U.S. ground troops will not enforce Syria safe zone: defense secretary
By Idrees Ali
WASHINGTON (Reuters) – U.S. Defense Secretary Mark Esper said on Friday that no U.S. troops will take part in enforcing the so-called safe zone in northern Syria and the United States “is continuing our deliberate withdrawal from northeastern Syria.”
Turkish President Tayyip Erdogan earlier on Friday said Turkey will set up a dozen observation posts across northeast Syria, insisting that a planned “safe zone” will extend much further than U.S. officials said was covered under a fragile ceasefire deal.

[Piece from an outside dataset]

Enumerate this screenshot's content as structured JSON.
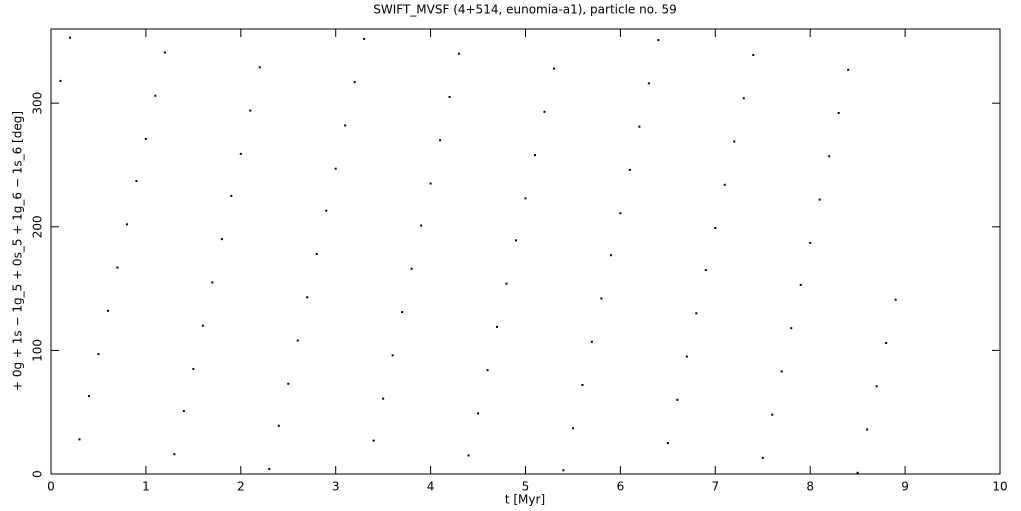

The truce, announced by U.S. Vice President Mike Pence after talks in Ankara with Erdogan, sets out a five-day pause to let the Kurdish-led SDF militia pull out of the Turkish “safe zone.”

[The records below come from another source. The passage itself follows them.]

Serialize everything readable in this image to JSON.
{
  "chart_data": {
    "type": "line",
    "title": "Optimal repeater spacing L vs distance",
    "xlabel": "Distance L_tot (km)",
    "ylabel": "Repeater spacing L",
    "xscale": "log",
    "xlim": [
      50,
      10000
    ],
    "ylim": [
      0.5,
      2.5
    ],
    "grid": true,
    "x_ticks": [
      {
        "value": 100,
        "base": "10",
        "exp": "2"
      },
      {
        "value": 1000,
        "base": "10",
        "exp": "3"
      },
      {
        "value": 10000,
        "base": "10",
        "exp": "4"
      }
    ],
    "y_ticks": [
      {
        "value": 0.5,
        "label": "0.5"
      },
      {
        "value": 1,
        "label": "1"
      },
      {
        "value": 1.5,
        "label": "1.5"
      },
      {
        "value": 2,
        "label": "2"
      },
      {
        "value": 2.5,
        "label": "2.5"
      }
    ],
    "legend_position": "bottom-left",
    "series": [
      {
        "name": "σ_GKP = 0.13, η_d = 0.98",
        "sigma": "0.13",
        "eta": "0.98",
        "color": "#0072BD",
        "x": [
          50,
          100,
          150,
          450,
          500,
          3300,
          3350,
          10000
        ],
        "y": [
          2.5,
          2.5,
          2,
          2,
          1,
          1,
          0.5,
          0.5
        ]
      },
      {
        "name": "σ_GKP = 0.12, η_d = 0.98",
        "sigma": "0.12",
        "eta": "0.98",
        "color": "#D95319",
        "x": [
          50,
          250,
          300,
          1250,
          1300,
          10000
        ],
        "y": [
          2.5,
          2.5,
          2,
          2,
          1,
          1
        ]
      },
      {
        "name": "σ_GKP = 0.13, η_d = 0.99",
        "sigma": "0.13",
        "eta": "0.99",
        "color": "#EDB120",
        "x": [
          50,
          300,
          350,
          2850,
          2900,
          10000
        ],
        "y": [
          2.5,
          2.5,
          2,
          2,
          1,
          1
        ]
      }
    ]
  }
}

The deal was aimed at easing a crisis that saw President Donald Trump order a hasty and unexpected U.S. retreat, which his critics say amounted to abandoning loyal Kurdish allies that fought for years alongside U.S. troops against Islamic State.
“No U.S. ground forces will participate in the enforcement of the safe zone, however we will remain in communication with both Turkey and the SDF,” Esper told reporters, referring to the Syrian Democratic Forces (SDF).
He will be traveling to the Middle East and Brussels in the coming days to discuss issues including the future of counter-Islamic State campaign.
Esper said he had spoken with his Turkish counterpart on Friday and reiterated that Ankara must adhere to the ceasefire deal and ensure safety of people in areas controlled by Turkish forces.
“Protecting religious and ethnic minorities in the region continues to be a focus for the administration. This ceasefire is a much needed step in protecting those vulnerable populations,” Esper said.
He added that he reminded Turkish Defense Minister Hulusi Akar of Turkey’s responsibility for maintaining security of the Islamic State prisoners in areas affected by Turkey’s incursion.
A U.S. defense official, speaking on the condition of anonymity, said the United States would continue aerial surveillance in northeastern Syria to monitor prisons holding alleged Islamic State militants.